Genome-wide association studies
We have demonstrated in step 1 that model residuals share the same format for a wide range of phenotypes and statistical models. Therefore, SPAGRM is particularly suitable for the analysis of complex traits with complicated structure, and the application of complex statistical models.
SPAGRM utilizes precise estimation of joint genotype distributions to approximate the distribution of score statistics and then calibrate p values. To avoid redundant computations in step 2, SPAGRM approximates the discrete joint distribution of genotype vectors in advance. Then SPAGRM screen whole genome for marker-level association analysis.
To remain scalable for large-scale biobank-based GWAS, SPAGRM employs several strategies to enhance computational efficiency, including:
- Pre-calculation of the joint distribution of genotypes
- We use a grid idea to divide the minor allele frequency (MAF) region into several intervals. We first calculate and store the discrete joint distribution of genotypes at each MAF cutoff. Then, we use a linear interpolation to approximate the discrete joint distribution of genotypes if the MAF falls within any of the specified intervals in step 2 when needed.
- Family size reduction
- The discrete joint distribution of genotypes increases exponentially with the family size. We restrict the family size below a pre-given cutoff (e.g. 5). We use a greedy strategy by including both model residuals and kingship coefficients to reduce the family size while remaining the largest variance of the original pedigree.

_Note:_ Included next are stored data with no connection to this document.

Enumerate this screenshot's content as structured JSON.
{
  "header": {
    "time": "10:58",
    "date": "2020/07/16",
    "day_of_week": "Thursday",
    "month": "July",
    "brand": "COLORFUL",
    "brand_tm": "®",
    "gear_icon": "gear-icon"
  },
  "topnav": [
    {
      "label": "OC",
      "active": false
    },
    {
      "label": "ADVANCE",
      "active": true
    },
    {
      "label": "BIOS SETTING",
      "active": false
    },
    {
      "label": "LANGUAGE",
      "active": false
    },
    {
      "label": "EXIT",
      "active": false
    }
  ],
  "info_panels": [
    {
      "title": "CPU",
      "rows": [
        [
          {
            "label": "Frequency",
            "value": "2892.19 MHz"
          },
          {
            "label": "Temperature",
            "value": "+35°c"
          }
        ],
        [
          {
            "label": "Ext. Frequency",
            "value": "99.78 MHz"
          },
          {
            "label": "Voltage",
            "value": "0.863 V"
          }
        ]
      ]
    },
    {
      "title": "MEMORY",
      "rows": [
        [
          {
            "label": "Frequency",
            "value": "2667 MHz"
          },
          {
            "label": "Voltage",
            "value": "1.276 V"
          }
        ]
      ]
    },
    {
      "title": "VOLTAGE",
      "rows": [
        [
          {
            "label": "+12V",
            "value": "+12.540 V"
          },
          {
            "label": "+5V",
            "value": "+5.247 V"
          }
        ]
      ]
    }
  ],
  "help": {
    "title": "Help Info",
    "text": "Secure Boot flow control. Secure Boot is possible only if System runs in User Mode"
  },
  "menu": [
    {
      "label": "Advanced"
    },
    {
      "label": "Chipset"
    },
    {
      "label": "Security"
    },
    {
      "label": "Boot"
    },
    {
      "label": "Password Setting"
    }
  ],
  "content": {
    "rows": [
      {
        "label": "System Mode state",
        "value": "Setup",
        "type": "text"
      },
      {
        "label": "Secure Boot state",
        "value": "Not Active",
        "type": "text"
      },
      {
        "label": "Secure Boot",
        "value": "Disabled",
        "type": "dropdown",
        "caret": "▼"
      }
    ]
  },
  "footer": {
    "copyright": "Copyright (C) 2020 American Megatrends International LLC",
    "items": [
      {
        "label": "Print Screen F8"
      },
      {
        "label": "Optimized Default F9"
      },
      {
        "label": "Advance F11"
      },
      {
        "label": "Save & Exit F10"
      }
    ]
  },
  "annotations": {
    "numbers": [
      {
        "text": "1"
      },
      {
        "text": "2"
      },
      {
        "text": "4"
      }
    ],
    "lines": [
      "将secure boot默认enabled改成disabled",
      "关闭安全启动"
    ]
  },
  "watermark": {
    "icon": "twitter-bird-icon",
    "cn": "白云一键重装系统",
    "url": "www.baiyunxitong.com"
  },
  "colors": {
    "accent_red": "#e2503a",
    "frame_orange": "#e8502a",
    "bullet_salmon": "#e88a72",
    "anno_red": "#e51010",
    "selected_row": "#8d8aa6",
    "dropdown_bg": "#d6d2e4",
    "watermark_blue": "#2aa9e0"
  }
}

- Fast version of saddlepoint approximation
- We adopt the basic idea of fastSPA to employ a partially normal distribution approximation. We use the interquartile range (IQR) to divide model residuals into outliers and non-outliers. For outliers, family size reduction is applied and more precise estimation of joint genotype distributions is required; for non-outlier, normal distribution approximation is applied.
- A hybrid strategy of normal distribution approximation and saddlepoint approximation (SPA) is also applied in SPAGRM. If absolute value of observed score statistic is far away from its estimated standard error, SPA is applied to calibrate the p value; otherwise, the normal distribution approximation is used. The default cutoff is 2 in SPAGRM.
- Variance ratio adjustment for SPA
- Pre-calculation of the joint distribution of genotypes and family size reduction strategies may slightly compromise the accuracy of SPA. Thus, we apply a variance ratio adjustment for SPA to ensure the variance from SPA is accurate.